L’appelante produit enfin un premier décompte arrêté au 13 septembre 2018 ainsi qu’un second décompte arrêté au 6 mai 2019, expurgé des frais et pour satisfaire à la demande qui lui avait faite par le premier juge. Le recoupement de ces deux décomptes amène à condamner Mme [O] à verser à la Caisse de crédit agricole mutuel de l’Anjou et du Maine la somme de 5 186,44 euros, correspondant au montant du solde débiteur à la date de la clôture du compte, avec les intérêts au taux légal (tels que sollicités par la banque) à compter du 30 septembre 2018, date de l’exigibilité de la créance. Le jugement sera en conséquence infirmé en ce qu’il a rejeté cette demande de condamnation au paiement.
– sur les demandes accessoires :
Le jugement est également infirmé dans ses dispositions ayant statué sur les frais et les dépens de première instance.
Mme [O], partie perdante, sera condamnée aux dépens de première instance comme d’appel, qui pourront être recouvrés directement conformément dispositions de l’article 699 du code de procédure civile, ainsi qu’à verser à la Caisse de crédit agricole mutuel de l’Anjou et du Maine une somme totale de 2 000 euros recouvrant les frais irrépétibles exposés en première instance et en appel.

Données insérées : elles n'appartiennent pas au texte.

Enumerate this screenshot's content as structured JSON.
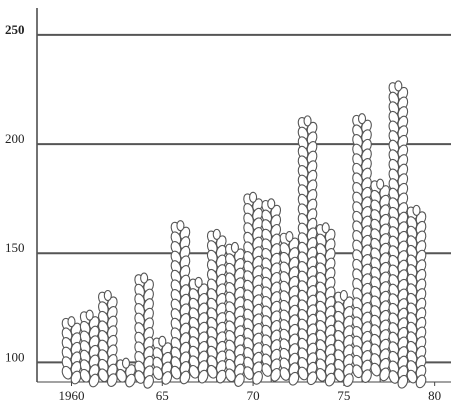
{
  "chart_data": {
    "type": "pictogram",
    "x": [
      1960,
      1961,
      1962,
      1963,
      1964,
      1965,
      1966,
      1967,
      1968,
      1969,
      1970,
      1971,
      1972,
      1973,
      1974,
      1975,
      1976,
      1977,
      1978,
      1979
    ],
    "values": [
      120,
      123,
      132,
      101,
      140,
      111,
      164,
      138,
      160,
      154,
      177,
      174,
      159,
      212,
      163,
      132,
      213,
      183,
      228,
      171
    ],
    "xlim": [
      1958.1,
      1980.9
    ],
    "xticks": [
      1960,
      {
        "value": 1965,
        "label": "65"
      },
      {
        "value": 1970,
        "label": "70"
      },
      {
        "value": 1975,
        "label": "75"
      },
      {
        "value": 1980,
        "label": "80"
      }
    ],
    "ylim": [
      91,
      266
    ],
    "yticks": [
      100,
      150,
      200,
      250
    ],
    "grid": true,
    "color": "#555555"
  }
}
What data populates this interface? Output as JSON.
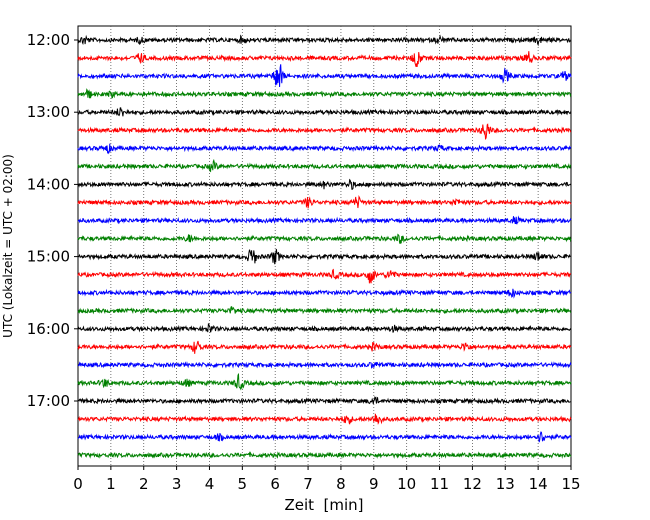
{
  "chart_data": {
    "type": "line",
    "title": "",
    "xlabel": "Zeit  [min]",
    "ylabel": "UTC (Lokalzeit = UTC + 02:00)",
    "xlim": [
      0,
      15
    ],
    "x_ticks": [
      "0",
      "1",
      "2",
      "3",
      "4",
      "5",
      "6",
      "7",
      "8",
      "9",
      "10",
      "11",
      "12",
      "13",
      "14",
      "15"
    ],
    "y_tick_labels": [
      "12:00",
      "13:00",
      "14:00",
      "15:00",
      "16:00",
      "17:00"
    ],
    "grid": "vertical dotted at each minute",
    "trace_interval_minutes": 15,
    "traces": [
      {
        "start": "12:00",
        "color": "#000000",
        "events": [
          [
            0.2,
            0.5
          ],
          [
            1.9,
            0.3
          ],
          [
            5.0,
            0.35
          ],
          [
            11.0,
            0.4
          ],
          [
            14.0,
            0.5
          ]
        ]
      },
      {
        "start": "12:15",
        "color": "#ff0000",
        "events": [
          [
            1.9,
            0.6
          ],
          [
            10.3,
            1.2
          ],
          [
            13.7,
            0.8
          ]
        ]
      },
      {
        "start": "12:30",
        "color": "#0000ff",
        "events": [
          [
            6.1,
            2.0
          ],
          [
            13.0,
            0.8
          ],
          [
            14.8,
            0.5
          ]
        ]
      },
      {
        "start": "12:45",
        "color": "#008000",
        "events": [
          [
            0.3,
            0.5
          ],
          [
            1.0,
            0.3
          ]
        ]
      },
      {
        "start": "13:00",
        "color": "#000000",
        "events": [
          [
            1.3,
            0.6
          ]
        ]
      },
      {
        "start": "13:15",
        "color": "#ff0000",
        "events": [
          [
            12.4,
            1.3
          ]
        ]
      },
      {
        "start": "13:30",
        "color": "#0000ff",
        "events": [
          [
            0.9,
            0.5
          ],
          [
            11.0,
            0.3
          ]
        ]
      },
      {
        "start": "13:45",
        "color": "#008000",
        "events": [
          [
            4.1,
            0.6
          ]
        ]
      },
      {
        "start": "14:00",
        "color": "#000000",
        "events": [
          [
            7.5,
            0.4
          ],
          [
            8.3,
            0.5
          ]
        ]
      },
      {
        "start": "14:15",
        "color": "#ff0000",
        "events": [
          [
            7.0,
            0.6
          ],
          [
            8.5,
            0.7
          ],
          [
            11.5,
            0.4
          ]
        ]
      },
      {
        "start": "14:30",
        "color": "#0000ff",
        "events": [
          [
            13.3,
            0.4
          ]
        ]
      },
      {
        "start": "14:45",
        "color": "#008000",
        "events": [
          [
            3.4,
            0.4
          ],
          [
            9.8,
            0.5
          ]
        ]
      },
      {
        "start": "15:00",
        "color": "#000000",
        "events": [
          [
            5.3,
            1.2
          ],
          [
            6.0,
            0.9
          ],
          [
            14.0,
            0.6
          ]
        ]
      },
      {
        "start": "15:15",
        "color": "#ff0000",
        "events": [
          [
            7.8,
            0.5
          ],
          [
            8.9,
            1.1
          ],
          [
            9.5,
            0.6
          ]
        ]
      },
      {
        "start": "15:30",
        "color": "#0000ff",
        "events": [
          [
            13.2,
            0.5
          ]
        ]
      },
      {
        "start": "15:45",
        "color": "#008000",
        "events": [
          [
            4.7,
            0.4
          ]
        ]
      },
      {
        "start": "16:00",
        "color": "#000000",
        "events": [
          [
            4.0,
            0.5
          ],
          [
            9.6,
            0.3
          ]
        ]
      },
      {
        "start": "16:15",
        "color": "#ff0000",
        "events": [
          [
            3.6,
            0.9
          ],
          [
            9.0,
            0.4
          ],
          [
            11.8,
            0.5
          ]
        ]
      },
      {
        "start": "16:30",
        "color": "#0000ff",
        "events": [
          [
            9.0,
            0.3
          ]
        ]
      },
      {
        "start": "16:45",
        "color": "#008000",
        "events": [
          [
            0.8,
            0.5
          ],
          [
            3.3,
            0.4
          ],
          [
            4.9,
            1.0
          ]
        ]
      },
      {
        "start": "17:00",
        "color": "#000000",
        "events": [
          [
            9.0,
            0.5
          ]
        ]
      },
      {
        "start": "17:15",
        "color": "#ff0000",
        "events": [
          [
            8.2,
            0.6
          ],
          [
            9.1,
            0.8
          ]
        ]
      },
      {
        "start": "17:30",
        "color": "#0000ff",
        "events": [
          [
            14.1,
            0.7
          ],
          [
            4.3,
            0.3
          ]
        ]
      },
      {
        "start": "17:45",
        "color": "#008000",
        "events": []
      }
    ]
  }
}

La cour statuant publiquement, par arrêt rendu par défaut, et par mise à disposition au greffe,
Infirme le jugement entrepris en toutes ses dispositions ;
statuant à nouveau et y ajoutant,
Condamne Mme [O] à verser à la Caisse de crédit agricole mutuel de l’Anjou
et du Maine la somme de 5 186,44 euros au titre du solde débiteur de son
compte de dépôt n° [XXXXXXXXXX06], avec les intérêts au taux légal à compter du 30 septembre 2018 ;
Condamne Mme [O] à verser à la Caisse de crédit agricole mutuel de l’Anjou et du Maine une somme totale de 2 000 euros au titre des frais irrépétibles exposés en première instance et en appel ;
Condamne Mme [O] aux dépens de première instance et d’appel, qui pourront être recouvrés directement dans les conditions de l’article 699 du code de procédure civile.